During the winter months, my weekly conversation with my Dad usually involves the weather. He tells me how it is eighty degrees outside in the San Fernando Valley while the wind chill touches zero here in New York. Then I counter in a semi-joking manner that goes something like this: "Well Dad, you live in a desert, of course it's warm, but at least we get rain here."
While it is funny over the phone, the future implications of that warm, dry weather are extremely dangerous for a part of the country that keeps growing in population yet is seeing its average precipitation amounts falling. Scientists continue to study the problem, but the more they pore over the data, the worse the outlook becomes.
From The NY Times:
On top of all that disheartening news concerning climate predictions, the article forgets to take population growth into account. Cities throughout the west are growing at exponential rates and they simply cannot take consume more for what the area allows. Here on the east coast, twenty million people in the NYC area have no problem getting water from the watershed upstate. We consume a lot, but there is more than enough supply. We even waste millions of gallons a year from faulty pipes and it is still ok (though that really should be fixed). Out in the west, every drop counts, and there are simply too many people for a decreasing amount of water.

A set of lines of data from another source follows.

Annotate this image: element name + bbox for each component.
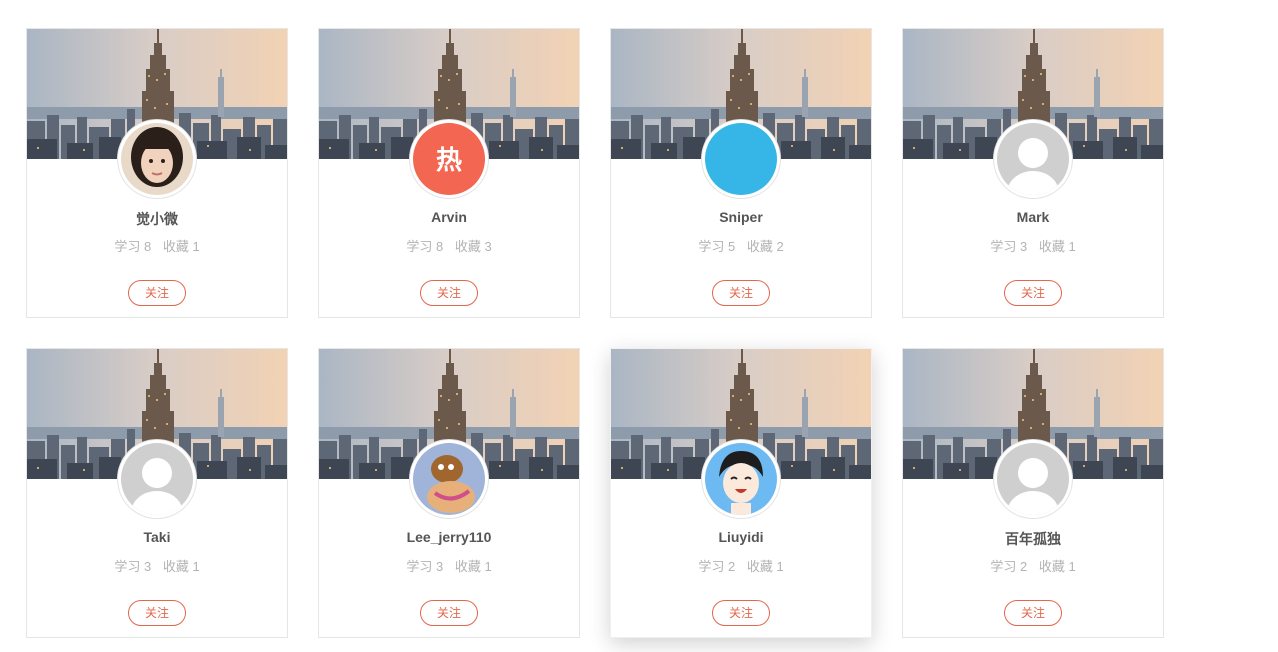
- study-value: 8: [435, 239, 444, 254]
- study-label: 学习: [406, 239, 433, 254]
- study-count: 学习 8: [406, 239, 443, 254]
- default-user-icon: [997, 123, 1069, 195]
- favorite-count: 收藏 3: [455, 239, 492, 254]
- favorite-label: 收藏: [746, 559, 773, 574]
- follow-button[interactable]: 关注: [420, 600, 478, 626]
- study-value: 3: [435, 559, 444, 574]
- favorite-value: 1: [1068, 559, 1076, 574]
- favorite-label: 收藏: [746, 239, 773, 254]
- study-label: 学习: [698, 559, 725, 574]
- favorite-value: 1: [776, 559, 784, 574]
- study-label: 学习: [114, 239, 141, 254]
- study-label: 学习: [990, 239, 1017, 254]
- avatar[interactable]: [994, 440, 1072, 518]
- favorite-value: 1: [484, 559, 492, 574]
- favorite-count: 收藏 1: [747, 559, 784, 574]
- favorite-label: 收藏: [1038, 559, 1065, 574]
- favorite-count: 收藏 2: [747, 239, 784, 254]
- user-name[interactable]: Taki: [27, 529, 287, 545]
- user-card[interactable]: Sniper 学习 5 收藏 2 关注: [610, 28, 872, 318]
- favorite-value: 3: [484, 239, 492, 254]
- follow-button[interactable]: 关注: [712, 600, 770, 626]
- favorite-count: 收藏 1: [163, 559, 200, 574]
- avatar[interactable]: [702, 440, 780, 518]
- user-stats: 学习 5 收藏 2: [611, 236, 871, 255]
- cartoon-boy-avatar-icon: [705, 443, 777, 515]
- study-label: 学习: [406, 559, 433, 574]
- study-count: 学习 3: [114, 559, 151, 574]
- user-stats: 学习 3 收藏 1: [27, 556, 287, 575]
- favorite-label: 收藏: [162, 559, 189, 574]
- default-user-icon: [121, 443, 193, 515]
- user-card[interactable]: Lee_jerry110 学习 3 收藏 1 关注: [318, 348, 580, 638]
- user-stats: 学习 3 收藏 1: [903, 236, 1163, 255]
- favorite-count: 收藏 1: [455, 559, 492, 574]
- favorite-value: 1: [192, 239, 200, 254]
- favorite-value: 1: [192, 559, 200, 574]
- user-stats: 学习 2 收藏 1: [903, 556, 1163, 575]
- default-user-icon: [997, 443, 1069, 515]
- study-count: 学习 2: [990, 559, 1027, 574]
- avatar[interactable]: [702, 120, 780, 198]
- favorite-count: 收藏 1: [1039, 239, 1076, 254]
- favorite-count: 收藏 1: [1039, 559, 1076, 574]
- user-name[interactable]: 百年孤独: [903, 529, 1163, 549]
- study-count: 学习 5: [698, 239, 735, 254]
- favorite-value: 2: [776, 239, 784, 254]
- user-stats: 学习 8 收藏 3: [319, 236, 579, 255]
- study-value: 2: [727, 559, 736, 574]
- avatar[interactable]: 热: [410, 120, 488, 198]
- study-label: 学习: [114, 559, 141, 574]
- study-count: 学习 3: [990, 239, 1027, 254]
- avatar[interactable]: [118, 440, 196, 518]
- study-value: 3: [1019, 239, 1028, 254]
- favorite-label: 收藏: [1038, 239, 1065, 254]
- favorite-count: 收藏 1: [163, 239, 200, 254]
- user-name[interactable]: Lee_jerry110: [319, 529, 579, 545]
- study-value: 5: [727, 239, 736, 254]
- user-card[interactable]: 热 Arvin 学习 8 收藏 3 关注: [318, 28, 580, 318]
- user-stats: 学习 3 收藏 1: [319, 556, 579, 575]
- code-icon: [705, 123, 777, 195]
- follow-button[interactable]: 关注: [1004, 280, 1062, 306]
- user-name[interactable]: Mark: [903, 209, 1163, 225]
- follow-button[interactable]: 关注: [1004, 600, 1062, 626]
- study-label: 学习: [698, 239, 725, 254]
- user-name[interactable]: 觉小微: [27, 209, 287, 229]
- user-card[interactable]: Taki 学习 3 收藏 1 关注: [26, 348, 288, 638]
- follow-button[interactable]: 关注: [128, 280, 186, 306]
- user-stats: 学习 8 收藏 1: [27, 236, 287, 255]
- study-count: 学习 3: [406, 559, 443, 574]
- user-name[interactable]: Arvin: [319, 209, 579, 225]
- text-avatar-icon: 热: [413, 123, 485, 195]
- study-value: 3: [143, 559, 152, 574]
- favorite-label: 收藏: [162, 239, 189, 254]
- cartoon-avatar-icon: [413, 443, 485, 515]
- avatar[interactable]: [118, 120, 196, 198]
- favorite-value: 1: [1068, 239, 1076, 254]
- follow-button[interactable]: 关注: [712, 280, 770, 306]
- user-name[interactable]: Sniper: [611, 209, 871, 225]
- favorite-label: 收藏: [454, 239, 481, 254]
- avatar-text: 热: [436, 146, 462, 176]
- study-count: 学习 8: [114, 239, 151, 254]
- follow-button[interactable]: 关注: [420, 280, 478, 306]
- avatar[interactable]: [410, 440, 488, 518]
- user-card[interactable]: 百年孤独 学习 2 收藏 1 关注: [902, 348, 1164, 638]
- user-name[interactable]: Liuyidi: [611, 529, 871, 545]
- follow-button[interactable]: 关注: [128, 600, 186, 626]
- user-card[interactable]: Mark 学习 3 收藏 1 关注: [902, 28, 1164, 318]
- avatar[interactable]: [994, 120, 1072, 198]
- study-value: 8: [143, 239, 152, 254]
- favorite-label: 收藏: [454, 559, 481, 574]
- study-count: 学习 2: [698, 559, 735, 574]
- user-stats: 学习 2 收藏 1: [611, 556, 871, 575]
- user-card[interactable]: 觉小微 学习 8 收藏 1 关注: [26, 28, 288, 318]
- study-label: 学习: [990, 559, 1017, 574]
- user-card-grid: 觉小微 学习 8 收藏 1 关注 热 Arvin 学习 8 收藏 3 关注 Sn…: [26, 28, 1164, 638]
- user-card[interactable]: Liuyidi 学习 2 收藏 1 关注: [610, 348, 872, 638]
- study-value: 2: [1019, 559, 1028, 574]
- user-photo-icon: [121, 123, 193, 195]
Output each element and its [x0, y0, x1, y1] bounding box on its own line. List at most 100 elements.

The work builds on an earlier study by the researchers that looked at whether Lake Mead, the huge reservoir behind Hoover Dam, would eventually go dry. For the current study, they tweaked their model of river inflows and outflows and looked at the delivery shortfalls that would be needed to keep Lake Mead at the lowest functioning level. The modifications in the model “didn’t really change any of our answers,” Dr. Barnett said. “It just made the study a lot stronger.”
The study found that, with a 20 percent reduction in runoff, by 2050 nearly 9 of every 10 scheduled deliveries would be missed. But the problem may be even worse, because the allotments were determined in the 20th century, when, according to tree-ring data, the region was wetter than normal. So if drier conditions persist, delivery shortfalls will be even greater.Water deliveries would have to be reduced, something that is achievable through conservation, water reuse and other measures. “We are hopeful that this would serve to get people to sit down now and see what options look realistic,” Dr. Barnett said, “before you have a crisis on your hands.”